The developed μPAD is composed of three layers of stacked filter paper/membrane discs, resulting in a 3D structure that uses both lateral and vertical flow through the layers. The analytical determination within is based on the enzymatic reaction of urease that converts urea into ammonia nitrogen, and on the colorimetric detection of the BTB pH indicator. The gas-diffusion hydrophobic membrane included in the device, not only enhances the selectivity and efficiency of the developed method, but it also eliminates potential interferences from the sample matrix without requiring sample pre-treatment. This was supported by the successful validation of the device with 13 saliva samples from healthy individuals.

To further ensure the robustness of the developed device, stability studies were performed, taking into consideration the storage conditions and the stability of the colour formed on the device after use. The results showed that the developed μPAD would maintain its sensitivity for at least 4 months when stored and protected from light in a vacuum atmosphere. After placing the sample and NaOH on the device, the colour formed can be captured by scanning the μPAD up to 40 min without any significant sensitivity decrease. Additionally, to considerably reduce the common drawback of manually assembled devices (low reproducibility due to potential shifting of discs during assembly and lamination), the developed methodology incorporates the possibility of performing multiple replicates and removing outliers if needed.
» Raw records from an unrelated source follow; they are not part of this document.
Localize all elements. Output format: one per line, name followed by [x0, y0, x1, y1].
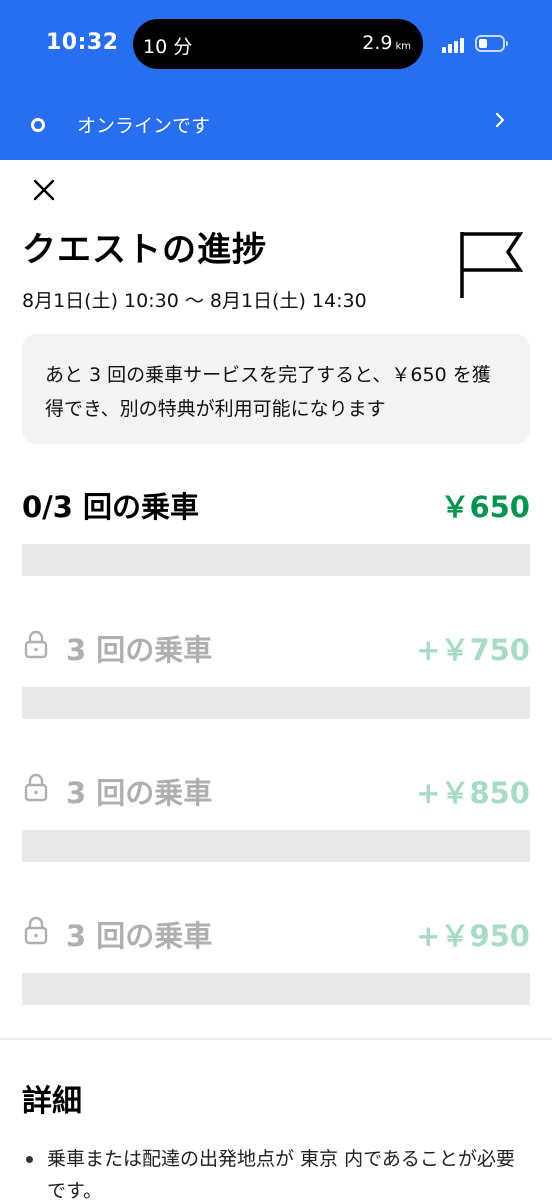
signal-icon	[442, 37, 468, 53]
tier-amount: +￥950	[416, 919, 530, 953]
tier-amount: +￥850	[416, 776, 530, 810]
tier-locked: 3 回の乗車 +￥750	[22, 627, 530, 719]
tier-label: 3 回の乗車	[66, 633, 213, 667]
online-indicator-icon	[31, 118, 45, 132]
tier-progress-bar	[22, 687, 530, 719]
chevron-right-icon[interactable]	[490, 108, 510, 132]
lock-icon	[24, 630, 48, 659]
page-title: クエストの進捗	[22, 230, 267, 270]
island-distance-unit: km	[395, 41, 411, 52]
tier-locked: 3 回の乗車 +￥950	[22, 913, 530, 1005]
details-list-item: 乗車または配達の出発地点が 東京 内であることが必要です。	[22, 1143, 532, 1200]
battery-icon	[475, 35, 508, 52]
tier-progress-bar	[22, 544, 530, 576]
status-time: 10:32	[46, 30, 119, 55]
details-heading: 詳細	[22, 1084, 82, 1119]
lock-icon	[24, 773, 48, 802]
tier-progress-bar	[22, 830, 530, 862]
quest-progress-screen: 10:32 10 分 2.9 km オンラインです クエストの進捗 8月1日(土)…	[0, 0, 552, 1200]
online-status-row[interactable]: オンラインです	[0, 92, 552, 156]
island-distance-value: 2.9	[362, 32, 393, 54]
island-eta: 10 分	[143, 36, 193, 58]
quest-info-text: あと 3 回の乗車サービスを完了すると、￥650 を獲得でき、別の特典が利用可能…	[45, 364, 491, 420]
section-divider	[0, 1038, 552, 1040]
dynamic-island[interactable]: 10 分 2.9 km	[133, 19, 423, 69]
details-item-text: 乗車または配達の出発地点が 東京 内であることが必要です。	[47, 1148, 515, 1200]
tier-amount: ￥650	[440, 490, 530, 524]
top-bar: 10:32 10 分 2.9 km オンラインです	[0, 0, 552, 160]
island-distance: 2.9 km	[362, 32, 411, 54]
tier-progress-bar	[22, 973, 530, 1005]
flag-icon	[460, 232, 524, 298]
tier-amount: +￥750	[416, 633, 530, 667]
close-icon[interactable]	[31, 177, 57, 203]
date-range: 8月1日(土) 10:30 〜 8月1日(土) 14:30	[22, 290, 367, 312]
tier-current: 0/3 回の乗車 ￥650	[22, 484, 530, 576]
tier-label: 3 回の乗車	[66, 776, 213, 810]
tier-locked: 3 回の乗車 +￥850	[22, 770, 530, 862]
bullet-icon	[26, 1156, 33, 1163]
online-status-label: オンラインです	[77, 115, 211, 137]
tier-label: 0/3 回の乗車	[22, 490, 200, 524]
quest-info-box: あと 3 回の乗車サービスを完了すると、￥650 を獲得でき、別の特典が利用可能…	[22, 334, 530, 444]
tier-label: 3 回の乗車	[66, 919, 213, 953]
lock-icon	[24, 916, 48, 945]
To conclude, the developed μPAD is an innovative device that provides a simple, easy-to-use alternative to the classical techniques available for this determination, in addition to being portable, lab equipment-free, and disposable via incineration, offering environmental friendliness and simplifying biological sample handling. According to our search, only one other paper-based device for urease activity determination as been reported [18], but with an application to soil samples. To the best of our knowledge, there are no other reports of paper-based devices for the determination of urease activity in human saliva.